Content writer Katrina is a big fan of language. Just don’t mention ‘moist’.
I’ve recently been reading a best-seller dedicated to giving a larger audience to some of the greatest correspondence in history. The author of the book, and the blog it derives from, isn’t elitist. He gives equal page space to letters from famous authors and presidents, school teachers and teenagers.
One of my favourites from the first collection is a letter written by an ex-copywriter who quit his job in advertising with the dream of being a screenwriter. His covering introduction for the job at MGM is actually a brilliant love letter to English language words – the weird and wonderful, the brilliant and onomatopoeic, the sublime and the ridiculous. He mentions his love of ‘fat, buttery words’ – ‘ooze’ and ‘toady’, ‘crunchy’ and ‘crackly’ words like ‘splinter’ and ‘crusty’. He likes ‘scowling words’ like ‘skulk’ and ‘glower’ and ‘sniggly’ words like ‘gurgle’ and ‘burp’.

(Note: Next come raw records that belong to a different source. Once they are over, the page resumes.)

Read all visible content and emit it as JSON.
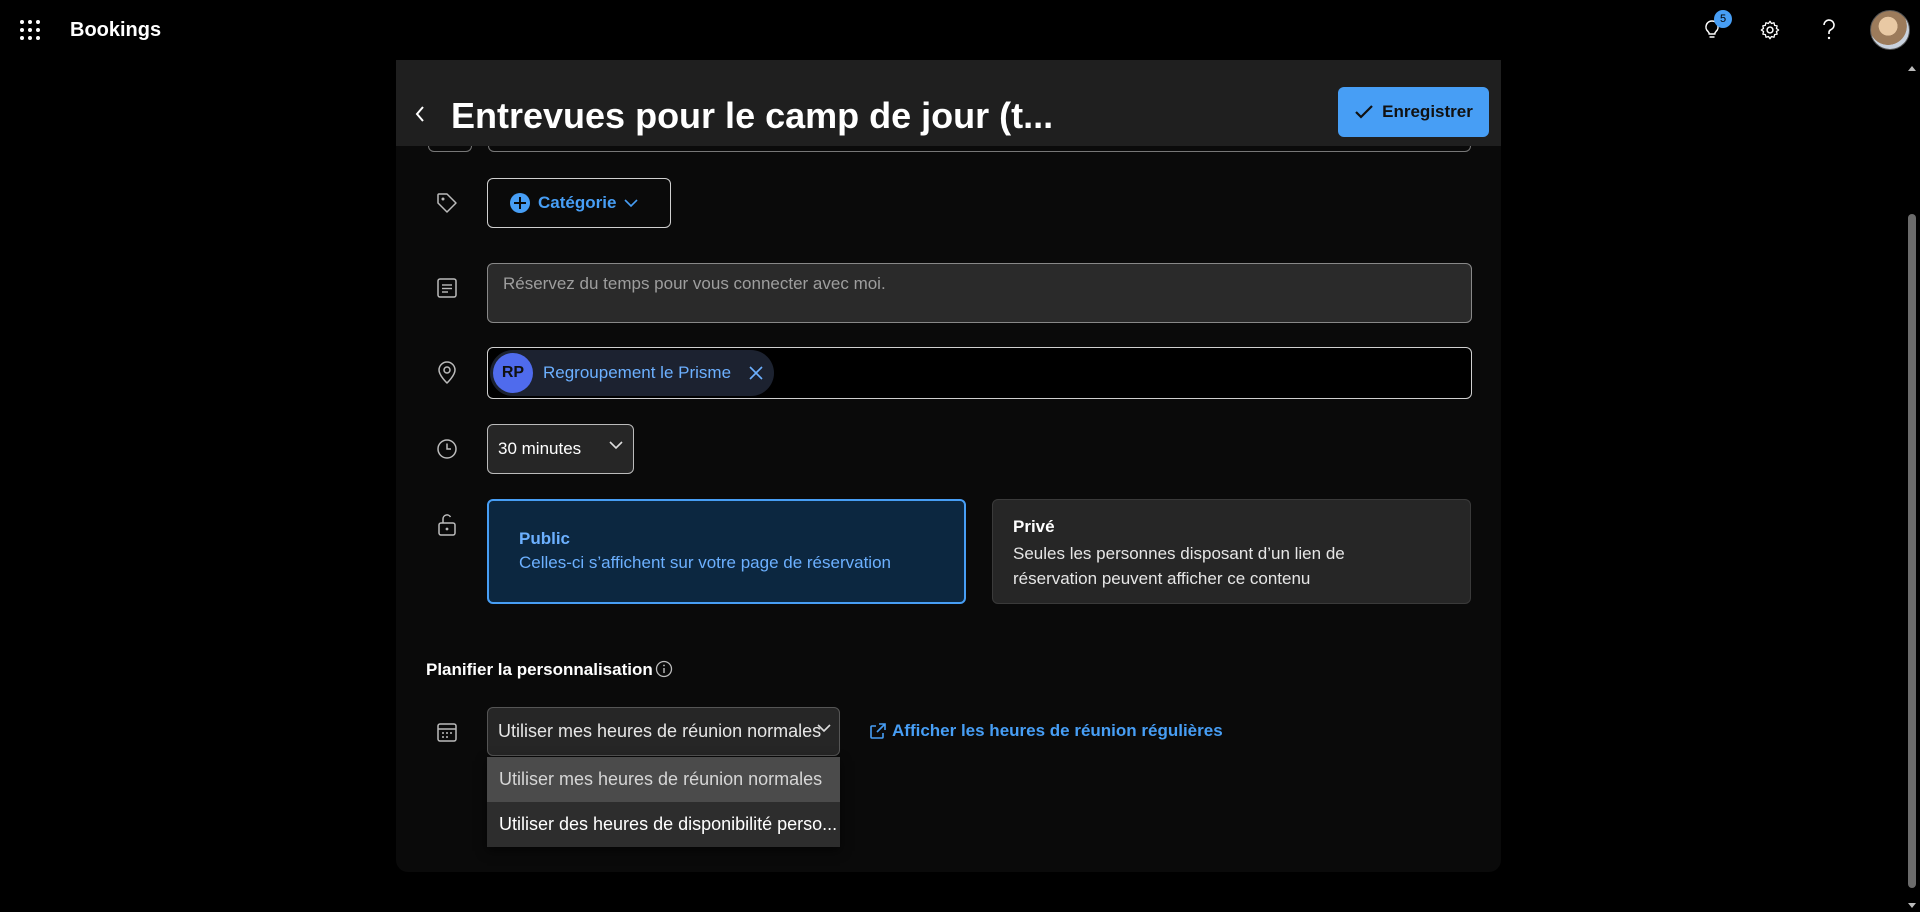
{
  "app": {
    "name": "Bookings"
  },
  "topbar": {
    "notification_count": "5"
  },
  "editor": {
    "title": "Entrevues pour le camp de jour (t...",
    "save_label": "Enregistrer",
    "category_label": "Catégorie",
    "description_placeholder": "Réservez du temps pour vous connecter avec moi.",
    "location": {
      "initials": "RP",
      "name": "Regroupement le Prisme"
    },
    "duration": "30 minutes",
    "visibility": {
      "public_title": "Public",
      "public_desc": "Celles-ci s’affichent sur votre page de réservation",
      "private_title": "Privé",
      "private_desc": "Seules les personnes disposant d’un lien de réservation peuvent afficher ce contenu",
      "selected": "public"
    },
    "schedule": {
      "section_label": "Planifier la personnalisation",
      "selected": "Utiliser mes heures de réunion normales",
      "link_label": "Afficher les heures de réunion régulières",
      "options": [
        "Utiliser mes heures de réunion normales",
        "Utiliser des heures de disponibilité perso..."
      ]
    }
  },
  "colors": {
    "accent": "#479ef5",
    "background": "#000000",
    "panel": "#0a0a0a"
  }
}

The letter got me thinking. What are my favourite words? Long words like’ transmogrification’ and ‘numismatist’? Sometimes. The happy fortune of ‘serendipity’ and the cat purr of the ‘per’ words: ‘persimmon’, ‘peregrination’, ‘perspicacious’ and ‘peripatetic’? Definitely. What about the word that launched a romance once: ‘epicurean’? An old boyfriend loved the fact that I’d used it in a train conversation. The romance might not have lasted but the understanding of the subtle effect words can have certainly did.
I thought harder. The categories the copywriter-cum-screenplay writer fits his favourite words into are almost as wonderful as the words themselves. What words would I describe as ‘crabbed’ or ‘scowling’, ‘spurious’ or ‘suave’? Did I agree with his evaluation of the word ‘estivate’ as ‘elegant’? I didn’t, to be honest. For me it seems snobbish and has such a hard full stop of an ending.
One woman I knew from a village book club years ago confessed to us that the word ‘moist’ made her feel physically unwell and so I began to think about the words that can most make me cringe and squirm in my seat? I wondered if there was any word for which I had such a visceral response that wasn’t a racist or sexist slur. I then realised that I used to love the word ‘twitter’ but now feel uncomfortable when anyone says it. In a similar vein, I now hate the word ‘synergy’ since visions of oily, self-help gurus begin to dance in my head at the mere mention of it. The shortened and nasty informality of ‘celeb’ also annoys. It is astounding, isn’t it, to consider the power that simple words, a number of symbols on a page, can have on people?
Words are very personal. What one person finds appealing, another will reject as boring or pointless. When I asked my husband and son to define their favourites and most hated of the moment, they responded jointly with this list: ‘wi-fi’, ‘charge’ and ‘loading’. Their least favourites: ‘crash’, ‘reboot’ and ‘game over’. You can see what their minds were on at the time!
No one’s words are less important than anyone else’s. They are a measure of our taste and our personalities. They are as defining a part of us as our favourite colour or band but they are something we don’t really take the time to think about very often.
So, I encourage you and your students to investigate your own personal response to words. What are your favourites? What are your most hated and why? Try categorizing words like the screenwriter Robert Pirosh did in his cover letter to MGM studios. Try drawing words in a way that shows their meaning to you through the purely visual. Try writing a love letter to words. Celebrate the beauty of the English language in a new and different way.